This issue of the Journal publishes a retrospective analysis by Guoge Huang et al., based on the MIMIC-IV database that compares the safety and efficacy of beta-blockers and amiodarone in the pharmacological cardioversion of septic patients with new-onset atrial fibrillation (AF). Given the characteristics of these two types of drugs, it could be said that we are comparing a rhythm control strategy with a rate control strategy, although according to the study by Drikite et al.,1 in critically ill patients, both types of drugs seem to have effects on rhythm control, which could suggest that the adrenergic system plays an important role in the generation of arrhythmic burden at this level of disease severity. The analysis presented in the article offers some interesting aspects but also has some drawbacks due to its retrospective nature.
This is a study in which treatment assignment is not randomized, which is why "propensity score matching" is used. This approach seeks to simulate randomization to make the cohorts comparable, though this has significantly reduced the size of the cohorts. It would be desirable to have a prospective randomized trial to better compare one pharmacological strategy with another. Moreover, it would be advisable to include in future studies the analysis of the presence of septic cardiomyopathy, since this can strongly influence pharmacological management in the acute phase, as well as to reflect the type and doses of inotropic drugs used. As pointed out in previous experiences,2 it is noteworthy to have introduced the role of esmolol, which, used in continuous perfusion and due to its short half-life, can facilitate verification of the tolerance and efficacy of a beta-blocker for the management of new-onset rapid AF, before prescribing one with a longer half-life. Comparison of the cohorts in terms of mortality, mean length of stay and days of mechanical ventilation is reasonable. Even with the observation of a shorter duration of AF in the amiodarone group, the mortality rate was higher in this group, and this may be due to other adverse effects of this type of long half-life antiarrhythmic drug in severe septic patients with frequent multiorgan involvement—though this is only a hypothesis.
New-onset AF in critically ill patients has an overall incidence of between 10–15%. There is sufficient evidence, although not unanimous, that its presence worsens the prognosis and is associated with an increased average length of stay3 and cost. Higher in-hospital and one-year mortalities4,5 have been reported, as well as a higher incidence of thromboembolic events, as in the meta-analysis of Garside et al. involving 561,797 patients. On the other hand, the independent effect of AF on mortality appears to be less clear after adjusting for age and severity.6
The systematic review of 42 studies conducted by Drikite et al. to analyze management strategies for new-onset AF in critically ill patients suggests that beta-blockers and amiodarone may have similar efficacy in terms of rhythm control, based on four non-randomized studies. However, beta-blockers may be associated with longer survival compared with amiodarone, calcium channel blockers and digoxin, and although this conclusion may be influenced by confounding factors, it is consistent with the study by Guoge Huang.
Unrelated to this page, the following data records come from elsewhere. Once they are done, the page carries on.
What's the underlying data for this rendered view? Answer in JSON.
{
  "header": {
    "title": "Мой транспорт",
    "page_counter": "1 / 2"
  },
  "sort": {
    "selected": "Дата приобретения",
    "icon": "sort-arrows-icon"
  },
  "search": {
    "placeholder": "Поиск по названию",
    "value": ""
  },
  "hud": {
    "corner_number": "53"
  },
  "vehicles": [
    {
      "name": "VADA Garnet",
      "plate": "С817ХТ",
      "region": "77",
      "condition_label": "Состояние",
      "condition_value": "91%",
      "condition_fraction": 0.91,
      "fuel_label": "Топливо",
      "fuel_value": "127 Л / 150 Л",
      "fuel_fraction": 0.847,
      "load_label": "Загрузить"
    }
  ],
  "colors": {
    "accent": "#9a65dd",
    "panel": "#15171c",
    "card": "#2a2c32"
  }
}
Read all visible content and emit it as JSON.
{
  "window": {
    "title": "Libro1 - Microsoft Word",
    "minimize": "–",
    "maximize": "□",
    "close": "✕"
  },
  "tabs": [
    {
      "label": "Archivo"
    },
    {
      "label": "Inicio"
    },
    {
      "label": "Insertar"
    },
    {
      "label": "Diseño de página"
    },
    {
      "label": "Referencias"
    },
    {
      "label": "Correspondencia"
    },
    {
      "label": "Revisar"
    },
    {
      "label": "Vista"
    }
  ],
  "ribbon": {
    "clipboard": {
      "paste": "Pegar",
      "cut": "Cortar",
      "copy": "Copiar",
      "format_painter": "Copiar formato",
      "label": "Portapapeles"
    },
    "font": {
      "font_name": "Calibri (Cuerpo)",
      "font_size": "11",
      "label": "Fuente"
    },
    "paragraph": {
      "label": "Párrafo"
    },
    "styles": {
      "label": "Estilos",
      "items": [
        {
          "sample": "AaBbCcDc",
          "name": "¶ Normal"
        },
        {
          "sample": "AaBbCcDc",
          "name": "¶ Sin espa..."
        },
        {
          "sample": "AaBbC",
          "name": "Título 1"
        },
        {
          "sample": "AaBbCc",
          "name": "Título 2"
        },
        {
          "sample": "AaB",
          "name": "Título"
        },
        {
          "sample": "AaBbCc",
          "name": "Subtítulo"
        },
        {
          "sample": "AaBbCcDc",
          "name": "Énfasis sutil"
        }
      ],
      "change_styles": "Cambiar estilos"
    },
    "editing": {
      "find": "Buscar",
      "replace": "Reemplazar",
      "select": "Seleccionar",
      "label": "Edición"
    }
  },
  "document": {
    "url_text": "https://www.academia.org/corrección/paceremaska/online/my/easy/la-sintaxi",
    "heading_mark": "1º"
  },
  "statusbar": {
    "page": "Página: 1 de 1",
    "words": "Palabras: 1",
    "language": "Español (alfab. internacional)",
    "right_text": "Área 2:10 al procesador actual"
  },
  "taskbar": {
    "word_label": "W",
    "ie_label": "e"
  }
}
In the study by Fernando et al., no association with in-hospital mortality was found, but there was an association between new-onset AF and sepsis; the presence of both of these conditions was associated with a higher likelihood of in-hospital mortality. This association has been reported by other authors such as Xiao et al.7 in a meta-analysis of 225,841 patients in 13 studies that aimed to describe the impact of new-onset AF on the prognosis of sepsis. The authors reported an association between AF and the prognosis, and highlighted that it can be present in up to 46% of the cases of septic shock. The pathophysiology underlying this association could be explained by multiple mechanisms, ranging from the presence of major adrenergic discharge, the use of vasoactive drugs, disorders of the internal environment with electrolyte alterations, inflammatory cytokines such as IL-6 and TNF-α, which affect electrical conduction and myocardial function, myocardial ischemia due to hypoperfusion, hypoxia, increased demand that compromises myocardial oxygenation, alteration of the autonomic nervous system, and many others that may lead to cardiac arrhythmias or converge in the presence of septic cardiomyopathy.8
The chances of reversal of new-onset AF are greater the shorter its evolution, and its presence has a negative impact on the hemodynamic condition of the patient, mediated either by the loss of atrial contribution to cardiac output or by an elevated heart rate - with some studies establishing a cut-off point of prognostic value of 120 beats per minute.9 Reversal of AF more than 48h after its onset also complicates management, so attempts seeking early reversal are justified. Pharmacological cardioversion is less effective than electrical cardioversion, with the latter achieving efficacy rates of 80%.10 Nevertheless, pharmacological cardioversion is often chosen because it avoids the side effects of sedoanalgesia and provides a relatively controlled hemodynamic situation.
The experience reported by Guoge Huang on the impact of new-onset AF in the critically ill patient therefore merits further prospective, randomized studies to determine the best strategy to improve survival and reduce morbidity and side effects.
A separate, but no less interesting issue, is whether anticoagulation of these patients is indicated and when and how to commence it - this being an aspect for which there is no established evidence.